The city’s future political map began to take shape at a meeting of the Board of Aldermen’s special redistricting committee Wednesday.

By city charter, aldermen must redraw the lines that define the city’s wards by a May deadline, and the special redistricting committee took public testimony Wednesday night on its first draft of a new ward map. While the current proposal brings the populations closer to the balance required by the charter, ensuring equal representation for each voter, the Board still has work to do before reaching its final plan.

In creating the proposed ward map, aldermen sought to balance the number of voters in each ward, which have shifted in the 10 years since the last census. By law, aldermen had to negotiate ward boundaries with one another until they could each represent a population within 5 percent of the target 4,326 people, the legally allowed deviation.

According to city corporation counsel Victor Bolden and former alderwoman Nancy Ahern, the city charter requires the Board of Aldermen to keep each ward within a single state legislative district “to the maximum extent feasible.” If the Board were to do so — given the recent movement of state legislative district boundaries — it would split Sarah Eidelson’s ’12 Ward 1, a change that would threaten to alter the character of the traditionally “Yale ward.” Made up almost entirely of Yale students, the current Ward 1 houses Old Campus and eight of Yale’s residential colleges.

Concern that Ward 1 would no longer be a Yale student-majority ward drove four members of the Yale College Democrats to testify before the special redistricting committee. Dems event coordinator Rebecca Ellison ’15, who said she cast her first-ever ballot in last fall’s Ward 1 aldermanic election, said that dividing the ward would dampen voter enthusiasm on campus and remove students’ voice in the city legislative process.

Dems treasurer Nicole Hobbs ’14, meanwhile, argued that the Ward 1 alderman, unhampered by traditional constituent concerns that are instead managed by the University, has a long history of bringing innovative policy initiatives to the Board, such as former Ward 1 Alderman Mike Jones’ ’11 living wage expansion.

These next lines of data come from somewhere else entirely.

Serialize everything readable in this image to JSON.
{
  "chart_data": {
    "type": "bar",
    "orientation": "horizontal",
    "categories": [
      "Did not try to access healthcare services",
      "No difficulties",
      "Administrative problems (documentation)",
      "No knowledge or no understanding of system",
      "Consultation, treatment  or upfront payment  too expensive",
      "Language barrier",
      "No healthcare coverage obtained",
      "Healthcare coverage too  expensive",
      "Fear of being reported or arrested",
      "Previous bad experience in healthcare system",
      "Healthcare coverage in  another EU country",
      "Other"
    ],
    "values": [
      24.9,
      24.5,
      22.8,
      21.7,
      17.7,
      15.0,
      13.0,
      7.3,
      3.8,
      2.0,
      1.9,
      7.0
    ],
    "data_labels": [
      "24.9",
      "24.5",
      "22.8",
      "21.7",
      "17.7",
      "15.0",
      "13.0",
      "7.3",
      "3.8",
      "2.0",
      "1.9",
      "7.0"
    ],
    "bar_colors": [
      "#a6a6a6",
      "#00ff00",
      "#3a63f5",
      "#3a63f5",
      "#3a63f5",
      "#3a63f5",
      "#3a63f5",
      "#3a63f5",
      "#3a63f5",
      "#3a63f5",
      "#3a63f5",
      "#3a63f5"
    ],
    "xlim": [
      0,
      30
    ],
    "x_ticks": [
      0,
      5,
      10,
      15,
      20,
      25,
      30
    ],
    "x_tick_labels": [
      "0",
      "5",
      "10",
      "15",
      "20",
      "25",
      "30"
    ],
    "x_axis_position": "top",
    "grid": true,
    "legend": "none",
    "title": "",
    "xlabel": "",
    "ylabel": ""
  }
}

“Looking at the history of what’s been performed and the promise of Alderwoman Eidelson, it would be a detriment to the city to lose that voice,” Hobbs said.

The special redistricting committee also heard a letter from a constituent who asked aldermen to consider distance from polling places when redistricting, and testimony from Lisa Seidlarz, who testified that despite living in what is considered the East Rock neighborhood, she was formally a resident of Wooster Square’s Ward 8.

The map presented at the meeting was based off the committee’s negotiations at its March 29 meeting, and reduces the number of unbalanced wards from 21 to nine while lowering the average population deviation across all wards. But while most wards approached the correct numbers, others, like Ward 14, actually moved further away from the target population.

Ward 14’s population originally stood at 5,350, nearly 24 percent above the target — in the new map, its population increased to 6,295. Fixing this deviation, the largest of any ward in the city, was on the top of aldermen’s priority list Wednesday night.

Overall, the redistricting process reflects a general population shift towards the east, with the eastern neighborhoods of Fair Haven, Fair Haven Heights and Quinnipiac Meadows among those seeing the greatest population growth since 2000. Wards in the western neighborhoods of Dwight, Westville and West River, meanwhile, will all need to increase in size to compensate for their population decreases.

Ward 6 Alderman and committee chair Dolores Colón said the redistricting process would become more labor-intensive than it was in the past. After engaging in initial negotiations to equalize ward populations as best they could, she said aldermen on the committee would now need to strategize to move voters from western neighborhoods to those in the east, likely by coordinating among multiple wards.

By law, the Board must also do its best to take into account demographic factors like race and income, follow natural boundaries like large streets or parks, maintain the “core” of each ward and ensure each ward possesses a polling place. Aldermen are also seeking to avoid displacing any alderman’s residence from his or her ward, forcing that alderman to move in order to be eligible to continue representing the ward.

The committee will take into account Wednesday’s testimony when designing the final plan, which it will complete in a private meeting before presenting it in its next public meeting on April 10. If aldermen do not meet their May deadline for approving a final redistricting plan, Mayor John DeStefano Jr. will produce the new ward map instead.